I do not have the statistics handy, but just like when you are about to eat bread and butter, and the slice of bread almost systematically falls on the floor on the buttery side, I would bet you that the one time you forgot money in your pair of jeans was the time you decided it was time for a wash, and threw the pair in the washing machine. The result? A wrinkly, mushy piece of paper that no shop in the high street would accept. If it is not too bad, and you can still tell it used to be a banknote, you can try taking the money back to your bank, to be exchanged for a crisp new note, but sometimes even the bank won’t have your tenner back, and there is nothing more frustrating than losing your hard earned money! Well fear no more, as the Bank of England is about to introduce polymer banknotes!

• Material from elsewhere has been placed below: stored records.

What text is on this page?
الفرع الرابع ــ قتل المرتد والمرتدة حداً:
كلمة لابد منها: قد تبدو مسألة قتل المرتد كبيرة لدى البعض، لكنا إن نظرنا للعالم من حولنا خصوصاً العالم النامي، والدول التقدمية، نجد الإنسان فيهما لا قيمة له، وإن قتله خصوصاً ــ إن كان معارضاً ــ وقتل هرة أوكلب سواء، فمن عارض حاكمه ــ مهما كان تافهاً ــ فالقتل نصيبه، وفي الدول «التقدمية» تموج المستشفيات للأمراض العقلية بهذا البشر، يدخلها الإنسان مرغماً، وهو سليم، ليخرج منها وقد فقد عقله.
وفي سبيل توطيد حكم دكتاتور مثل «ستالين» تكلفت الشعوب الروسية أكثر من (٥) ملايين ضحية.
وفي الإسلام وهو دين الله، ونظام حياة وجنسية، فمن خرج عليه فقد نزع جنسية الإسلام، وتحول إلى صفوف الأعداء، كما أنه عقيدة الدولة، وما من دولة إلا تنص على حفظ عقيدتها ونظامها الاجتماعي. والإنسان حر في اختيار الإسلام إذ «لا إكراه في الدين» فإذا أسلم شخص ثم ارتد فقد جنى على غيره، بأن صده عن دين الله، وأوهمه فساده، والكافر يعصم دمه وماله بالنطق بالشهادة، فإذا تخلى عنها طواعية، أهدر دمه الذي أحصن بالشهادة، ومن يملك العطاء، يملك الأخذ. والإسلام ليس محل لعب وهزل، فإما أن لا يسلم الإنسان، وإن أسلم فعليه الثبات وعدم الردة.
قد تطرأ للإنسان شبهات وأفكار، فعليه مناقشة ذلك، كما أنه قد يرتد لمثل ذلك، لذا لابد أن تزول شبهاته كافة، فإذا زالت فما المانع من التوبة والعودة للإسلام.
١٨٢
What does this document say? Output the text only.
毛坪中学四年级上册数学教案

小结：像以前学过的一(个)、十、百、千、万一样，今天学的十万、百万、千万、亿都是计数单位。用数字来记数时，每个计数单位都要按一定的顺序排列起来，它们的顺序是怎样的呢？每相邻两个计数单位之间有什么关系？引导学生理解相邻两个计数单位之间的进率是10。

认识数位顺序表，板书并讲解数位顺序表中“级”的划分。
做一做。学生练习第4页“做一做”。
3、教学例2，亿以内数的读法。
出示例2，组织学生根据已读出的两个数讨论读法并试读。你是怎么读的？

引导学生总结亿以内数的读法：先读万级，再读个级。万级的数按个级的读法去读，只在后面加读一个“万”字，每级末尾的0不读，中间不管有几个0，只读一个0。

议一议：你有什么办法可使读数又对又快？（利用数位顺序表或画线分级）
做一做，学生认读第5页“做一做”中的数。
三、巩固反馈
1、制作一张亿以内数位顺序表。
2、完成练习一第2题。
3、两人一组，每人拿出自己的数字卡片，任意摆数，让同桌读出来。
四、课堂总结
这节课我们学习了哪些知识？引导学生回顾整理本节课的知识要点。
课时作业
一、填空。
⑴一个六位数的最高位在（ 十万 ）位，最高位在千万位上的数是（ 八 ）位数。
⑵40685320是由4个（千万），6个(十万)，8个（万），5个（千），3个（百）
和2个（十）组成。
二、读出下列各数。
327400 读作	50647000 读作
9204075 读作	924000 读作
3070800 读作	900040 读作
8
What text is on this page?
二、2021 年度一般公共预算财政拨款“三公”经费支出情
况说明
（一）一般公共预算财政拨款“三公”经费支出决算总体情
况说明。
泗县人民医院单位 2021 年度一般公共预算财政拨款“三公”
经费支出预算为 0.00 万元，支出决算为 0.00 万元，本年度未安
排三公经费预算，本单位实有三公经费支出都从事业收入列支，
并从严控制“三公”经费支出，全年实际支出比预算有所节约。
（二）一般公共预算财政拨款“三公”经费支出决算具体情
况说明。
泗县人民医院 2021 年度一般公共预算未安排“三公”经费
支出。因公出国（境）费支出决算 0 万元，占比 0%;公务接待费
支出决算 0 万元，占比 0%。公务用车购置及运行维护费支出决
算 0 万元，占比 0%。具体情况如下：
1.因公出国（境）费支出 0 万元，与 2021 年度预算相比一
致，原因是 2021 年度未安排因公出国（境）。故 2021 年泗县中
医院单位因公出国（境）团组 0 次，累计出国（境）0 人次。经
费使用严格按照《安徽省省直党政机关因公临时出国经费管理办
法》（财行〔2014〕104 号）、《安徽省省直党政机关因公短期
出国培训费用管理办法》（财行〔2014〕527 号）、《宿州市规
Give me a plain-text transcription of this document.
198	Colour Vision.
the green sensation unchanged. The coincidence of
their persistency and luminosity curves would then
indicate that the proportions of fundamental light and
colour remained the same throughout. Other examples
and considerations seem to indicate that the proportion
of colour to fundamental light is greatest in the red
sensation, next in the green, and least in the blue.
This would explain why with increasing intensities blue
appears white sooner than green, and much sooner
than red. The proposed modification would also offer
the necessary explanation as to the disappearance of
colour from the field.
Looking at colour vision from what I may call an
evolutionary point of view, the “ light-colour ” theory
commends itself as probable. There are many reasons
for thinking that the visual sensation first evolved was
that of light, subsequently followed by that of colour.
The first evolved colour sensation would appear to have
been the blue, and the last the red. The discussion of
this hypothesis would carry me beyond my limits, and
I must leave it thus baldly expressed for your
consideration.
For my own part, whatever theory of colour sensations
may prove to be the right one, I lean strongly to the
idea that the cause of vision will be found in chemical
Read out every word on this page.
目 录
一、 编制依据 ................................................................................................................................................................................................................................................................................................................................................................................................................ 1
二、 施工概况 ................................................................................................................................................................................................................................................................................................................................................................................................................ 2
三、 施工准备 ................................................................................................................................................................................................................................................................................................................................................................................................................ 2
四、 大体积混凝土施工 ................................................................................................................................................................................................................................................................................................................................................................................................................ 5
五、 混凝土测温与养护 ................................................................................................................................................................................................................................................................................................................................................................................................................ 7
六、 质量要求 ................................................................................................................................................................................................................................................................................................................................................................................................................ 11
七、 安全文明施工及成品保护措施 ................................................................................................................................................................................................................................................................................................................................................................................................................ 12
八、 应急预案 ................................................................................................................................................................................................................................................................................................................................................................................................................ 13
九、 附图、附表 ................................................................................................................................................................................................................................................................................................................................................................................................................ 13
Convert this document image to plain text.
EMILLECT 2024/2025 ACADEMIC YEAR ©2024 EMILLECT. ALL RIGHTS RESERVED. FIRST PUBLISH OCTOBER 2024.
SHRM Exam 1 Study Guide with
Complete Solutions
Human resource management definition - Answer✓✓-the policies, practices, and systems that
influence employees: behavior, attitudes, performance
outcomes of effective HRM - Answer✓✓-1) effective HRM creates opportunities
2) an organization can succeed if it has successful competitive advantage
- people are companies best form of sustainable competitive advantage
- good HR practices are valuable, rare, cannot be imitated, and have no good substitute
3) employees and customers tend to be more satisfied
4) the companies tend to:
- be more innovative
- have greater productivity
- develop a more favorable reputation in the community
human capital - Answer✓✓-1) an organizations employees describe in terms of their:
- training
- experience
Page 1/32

Those plastic notes have been used all around the globe for a few decades now, from Samoa to Guatemala, making the life of the forgetful jean washers much easier. Britain will soon follow, as the £5 note, bearing the portrait of Sir Winston Churchill, will be produced in 2016, while a plastic £10 note with a picture of Jane Austen will be made a year later.
As a government, making plastic banknotes is a smart move, as it prolongs the life of the note, making it cheaper to keep change circulating. It is not only the washing machine’s fault, paper notes can tear after too many folds, while plastic lasts longer. 2.5 longer to be exact, so even if they are a bit more expensive to produce, it will be cheaper for the bank in the long run. They will still melt if you try to iron your jeans after you washed them, but come on, when does that happen? According to the Bank of England, plastic notes are also cleaner. I would still wash my hands after handling cash as I usually do, but I can imagine that plastic doesn’t get as greasy and absorbent as paper. And as we just mentioned, you can wash them with your dirty clothes! Another point in favour of plastic banknotes is that they allow for more security features, making them harder to counterfeit.
I find it fascinating to see how quick money is evolving, and how we use it. Being able to use the same currency in several countries, like the Eurozone, or the dollar in some countries outsides the U.S., using virtual currencies like BitCoins made of thin air, using a credit card to pay for a purchase on the other side of the globe… Plastic banknotes are one step further, but I can imagine that someday, we would go completely cashless. That today you may swipe your American Express, and tomorrow, you may be asked for pupil or fingerprint recognition instead. At the moment, I always favour credit cards over cash. It is clean, all your expenses are neatly summarized in your statement, and you earn points or other perks like purchase protection for using them. As long as you are being smart and paying your balance in full, they only provide convenience and advantages.
But tomorrow? I can’t wait to see what can be invented.